The proposal follows a measles outbreak that has sickened more than 100 people across the U.S., including in Washington state, and in Mexico. No deaths have been reported.
Two cases in Washington state have been tied to a Disneyland outbreak. Since then, a King County baby too young to be vaccinated has come down with the disease, and, on Wednesday, health officials reported a man in his 50s from Clallam County as the fourth confirmed case this year. The source of that case is unknown, but it’s not thought to be related to Disneyland, a state health official said.
National immunization data from 2013 show 71 percent of Washington children between 19 and 35 months old have received all of their shots on time.
According to the National Conference of State Legislatures, Washington is among 20 states that allow personal-belief exemptions and 48 that allow religious exemptions.
The state law concerning exemptions was last changed in 2011 to require proof that a parent seeking an exemption had received information from a health-care provider about the benefits and risks of vaccinations. People who can demonstrate membership in a religious group that does not believe in medical treatment are exempted from this requirement.
Rep. Eileen Cody, D-Seattle, chairwoman of the committee that the bill will be referred to, said even though the bill has been filed close to a cutoff deadline, she’s hopeful she’ll have time to schedule a hearing on it this month.
Visitor’s measles may affect many
Meanwhile, a Brazilian traveler infected with measles may have exposed people not only at a Seattle hotel and Seattle-Tacoma International Airport last month, but also hundreds of fellow passengers on three domestic and international flights.
The Brazilian traveler was contagious before an American Airlines flight from Seattle to Dallas on Jan. 25, and on two more American Airlines flights from Dallas to Miami and Miami to São Paulo, Brazil, both on Jan. 27, officials with Public Health – Seattle & King County said Wednesday.
Before the flight, the passenger was in the common areas of the Sheraton Seattle Hotel, 1400 Sixth Ave., and in the main terminal and concourse D at Sea-Tac.

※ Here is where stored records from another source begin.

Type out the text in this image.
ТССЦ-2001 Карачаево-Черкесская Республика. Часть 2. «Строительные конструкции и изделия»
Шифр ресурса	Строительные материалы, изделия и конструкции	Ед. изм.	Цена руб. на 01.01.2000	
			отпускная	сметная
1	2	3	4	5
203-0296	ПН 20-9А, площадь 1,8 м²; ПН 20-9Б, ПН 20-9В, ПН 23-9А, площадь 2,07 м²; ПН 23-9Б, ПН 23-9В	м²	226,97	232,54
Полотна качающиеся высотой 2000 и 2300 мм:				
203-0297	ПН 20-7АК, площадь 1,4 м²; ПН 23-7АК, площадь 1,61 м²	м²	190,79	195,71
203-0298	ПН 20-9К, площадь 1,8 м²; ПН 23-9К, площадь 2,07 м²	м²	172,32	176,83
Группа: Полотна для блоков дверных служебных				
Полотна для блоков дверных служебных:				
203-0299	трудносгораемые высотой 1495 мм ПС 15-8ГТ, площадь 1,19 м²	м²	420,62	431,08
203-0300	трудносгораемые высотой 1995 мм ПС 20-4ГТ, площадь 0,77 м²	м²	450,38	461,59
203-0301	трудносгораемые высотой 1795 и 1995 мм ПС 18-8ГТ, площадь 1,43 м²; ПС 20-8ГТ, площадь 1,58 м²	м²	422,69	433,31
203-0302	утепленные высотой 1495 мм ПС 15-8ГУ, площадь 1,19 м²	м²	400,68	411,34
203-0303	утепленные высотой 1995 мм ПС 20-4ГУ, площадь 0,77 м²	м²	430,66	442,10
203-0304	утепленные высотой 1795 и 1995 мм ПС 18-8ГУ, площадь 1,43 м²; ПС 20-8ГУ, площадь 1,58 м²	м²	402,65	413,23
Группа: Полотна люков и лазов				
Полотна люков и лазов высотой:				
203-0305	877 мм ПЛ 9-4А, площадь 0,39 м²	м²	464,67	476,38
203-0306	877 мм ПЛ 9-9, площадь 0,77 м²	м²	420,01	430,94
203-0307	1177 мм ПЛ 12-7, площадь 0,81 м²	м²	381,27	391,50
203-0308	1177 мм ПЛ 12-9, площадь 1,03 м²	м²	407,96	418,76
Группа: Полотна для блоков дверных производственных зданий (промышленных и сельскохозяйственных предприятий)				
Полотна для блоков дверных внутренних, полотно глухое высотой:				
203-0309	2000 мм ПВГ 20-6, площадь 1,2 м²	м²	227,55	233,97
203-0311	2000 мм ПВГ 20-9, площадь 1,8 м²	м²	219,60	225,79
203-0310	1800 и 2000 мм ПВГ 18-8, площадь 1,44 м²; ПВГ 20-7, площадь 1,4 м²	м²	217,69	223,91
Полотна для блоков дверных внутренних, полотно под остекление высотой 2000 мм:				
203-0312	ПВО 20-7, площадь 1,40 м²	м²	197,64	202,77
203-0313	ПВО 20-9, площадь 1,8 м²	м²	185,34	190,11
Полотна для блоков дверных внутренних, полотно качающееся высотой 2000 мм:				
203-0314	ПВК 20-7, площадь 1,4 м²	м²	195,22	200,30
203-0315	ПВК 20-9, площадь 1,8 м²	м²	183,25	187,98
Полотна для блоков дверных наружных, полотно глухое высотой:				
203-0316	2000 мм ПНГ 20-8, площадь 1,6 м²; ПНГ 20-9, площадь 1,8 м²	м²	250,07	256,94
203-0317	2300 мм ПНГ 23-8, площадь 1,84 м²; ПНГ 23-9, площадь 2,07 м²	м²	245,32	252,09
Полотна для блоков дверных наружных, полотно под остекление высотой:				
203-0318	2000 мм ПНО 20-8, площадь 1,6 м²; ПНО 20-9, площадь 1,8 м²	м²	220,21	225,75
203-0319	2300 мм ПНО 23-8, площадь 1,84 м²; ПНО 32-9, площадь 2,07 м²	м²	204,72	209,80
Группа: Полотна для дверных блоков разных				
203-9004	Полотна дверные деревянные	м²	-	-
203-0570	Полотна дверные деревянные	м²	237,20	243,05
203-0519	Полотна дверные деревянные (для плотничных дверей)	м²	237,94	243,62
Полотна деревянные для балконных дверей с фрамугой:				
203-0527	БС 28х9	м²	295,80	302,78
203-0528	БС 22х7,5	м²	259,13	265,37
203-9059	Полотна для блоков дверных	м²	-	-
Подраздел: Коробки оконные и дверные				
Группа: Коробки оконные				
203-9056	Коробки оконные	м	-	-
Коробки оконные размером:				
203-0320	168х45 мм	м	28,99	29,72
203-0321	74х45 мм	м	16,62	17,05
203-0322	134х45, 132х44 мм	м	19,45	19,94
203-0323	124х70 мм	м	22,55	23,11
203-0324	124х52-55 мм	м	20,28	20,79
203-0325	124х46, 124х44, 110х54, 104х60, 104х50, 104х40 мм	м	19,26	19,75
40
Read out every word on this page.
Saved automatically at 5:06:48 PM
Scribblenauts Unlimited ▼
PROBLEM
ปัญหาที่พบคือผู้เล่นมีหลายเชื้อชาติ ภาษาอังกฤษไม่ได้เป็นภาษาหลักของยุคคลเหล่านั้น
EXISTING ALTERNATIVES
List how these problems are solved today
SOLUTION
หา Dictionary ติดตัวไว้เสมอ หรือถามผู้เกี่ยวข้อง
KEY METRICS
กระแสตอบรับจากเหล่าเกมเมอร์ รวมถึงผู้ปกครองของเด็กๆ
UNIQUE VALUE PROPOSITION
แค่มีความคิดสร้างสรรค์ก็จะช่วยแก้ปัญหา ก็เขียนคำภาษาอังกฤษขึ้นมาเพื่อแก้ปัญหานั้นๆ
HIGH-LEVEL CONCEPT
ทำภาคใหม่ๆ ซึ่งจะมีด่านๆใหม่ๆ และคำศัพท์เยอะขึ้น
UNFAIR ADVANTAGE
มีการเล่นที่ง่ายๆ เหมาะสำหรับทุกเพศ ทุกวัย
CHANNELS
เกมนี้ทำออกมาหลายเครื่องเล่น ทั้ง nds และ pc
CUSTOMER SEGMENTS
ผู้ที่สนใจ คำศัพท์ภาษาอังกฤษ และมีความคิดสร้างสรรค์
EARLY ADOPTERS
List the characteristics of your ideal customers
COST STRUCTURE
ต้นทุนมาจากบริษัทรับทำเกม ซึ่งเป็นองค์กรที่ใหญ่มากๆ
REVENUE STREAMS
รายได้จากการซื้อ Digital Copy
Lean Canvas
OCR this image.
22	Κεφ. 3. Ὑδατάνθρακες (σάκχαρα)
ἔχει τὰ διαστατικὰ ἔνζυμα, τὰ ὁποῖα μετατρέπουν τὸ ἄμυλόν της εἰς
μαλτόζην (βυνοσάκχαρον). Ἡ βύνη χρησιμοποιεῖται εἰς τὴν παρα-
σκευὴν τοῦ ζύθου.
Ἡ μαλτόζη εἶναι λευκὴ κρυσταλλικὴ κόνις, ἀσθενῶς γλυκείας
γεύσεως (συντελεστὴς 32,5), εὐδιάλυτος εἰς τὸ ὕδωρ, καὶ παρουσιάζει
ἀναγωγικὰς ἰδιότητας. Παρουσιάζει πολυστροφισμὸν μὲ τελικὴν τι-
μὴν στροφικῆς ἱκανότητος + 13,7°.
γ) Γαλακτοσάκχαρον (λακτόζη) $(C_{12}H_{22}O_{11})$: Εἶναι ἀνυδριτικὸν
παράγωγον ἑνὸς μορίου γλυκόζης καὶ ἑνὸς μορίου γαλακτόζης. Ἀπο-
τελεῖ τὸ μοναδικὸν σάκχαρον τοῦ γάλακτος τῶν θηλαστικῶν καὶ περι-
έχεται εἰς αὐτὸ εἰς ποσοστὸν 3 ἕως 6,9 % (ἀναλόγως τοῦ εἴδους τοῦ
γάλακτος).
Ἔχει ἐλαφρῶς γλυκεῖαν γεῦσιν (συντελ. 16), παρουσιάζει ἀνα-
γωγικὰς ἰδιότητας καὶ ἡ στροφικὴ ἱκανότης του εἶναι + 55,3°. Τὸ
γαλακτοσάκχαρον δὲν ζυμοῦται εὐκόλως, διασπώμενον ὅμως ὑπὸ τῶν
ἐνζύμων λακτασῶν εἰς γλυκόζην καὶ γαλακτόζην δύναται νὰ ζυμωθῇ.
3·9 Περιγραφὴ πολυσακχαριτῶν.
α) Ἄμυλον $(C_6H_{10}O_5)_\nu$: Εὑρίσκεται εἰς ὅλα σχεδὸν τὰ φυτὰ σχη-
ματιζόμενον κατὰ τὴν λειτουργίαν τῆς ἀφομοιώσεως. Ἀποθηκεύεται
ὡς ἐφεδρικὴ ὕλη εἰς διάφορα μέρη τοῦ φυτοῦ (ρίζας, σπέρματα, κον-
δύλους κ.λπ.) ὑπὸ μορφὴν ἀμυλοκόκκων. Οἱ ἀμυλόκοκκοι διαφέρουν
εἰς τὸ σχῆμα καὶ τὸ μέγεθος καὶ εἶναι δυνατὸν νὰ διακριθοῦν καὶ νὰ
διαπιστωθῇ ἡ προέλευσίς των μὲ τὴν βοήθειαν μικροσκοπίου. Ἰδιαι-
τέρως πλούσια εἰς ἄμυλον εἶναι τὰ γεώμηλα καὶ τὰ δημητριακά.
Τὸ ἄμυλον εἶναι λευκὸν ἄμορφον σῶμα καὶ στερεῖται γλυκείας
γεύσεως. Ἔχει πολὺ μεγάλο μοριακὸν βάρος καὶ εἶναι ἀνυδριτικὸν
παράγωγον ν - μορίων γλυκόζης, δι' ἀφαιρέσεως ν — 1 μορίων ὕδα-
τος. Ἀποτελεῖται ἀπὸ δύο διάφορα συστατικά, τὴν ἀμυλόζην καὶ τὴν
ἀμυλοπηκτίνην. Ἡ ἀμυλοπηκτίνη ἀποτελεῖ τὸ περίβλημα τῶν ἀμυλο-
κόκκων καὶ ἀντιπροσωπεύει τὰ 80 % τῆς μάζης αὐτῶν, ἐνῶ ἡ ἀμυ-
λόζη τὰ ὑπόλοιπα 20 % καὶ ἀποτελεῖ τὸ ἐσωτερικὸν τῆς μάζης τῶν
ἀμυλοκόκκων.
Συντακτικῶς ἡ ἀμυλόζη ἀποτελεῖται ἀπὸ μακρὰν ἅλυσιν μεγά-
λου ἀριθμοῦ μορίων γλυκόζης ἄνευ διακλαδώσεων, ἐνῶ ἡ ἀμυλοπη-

Officials with the Centers for Disease Control and Prevention (CDC) typically track and notify people when they discover someone with an infectious disease has traveled by plane. On Wednesday, CDC officials said they had not yet received laboratory results confirming the traveler’s illness. If the case is confirmed, the agency is poised to begin notification, a spokeswoman said.
Officials with Public Health said they were notified of the infection by the traveler’s employer, which has a local office.
Measles is a highly contagious virus that can linger in the air for at least an hour. People who aren’t immune, either through vaccination or previous illness, could have become infected after exposure, with symptoms likely appearing between Feb. 1 and Feb. 15, health officials said.
Symptoms include fever, cough, red and watery eyes and full-body rash.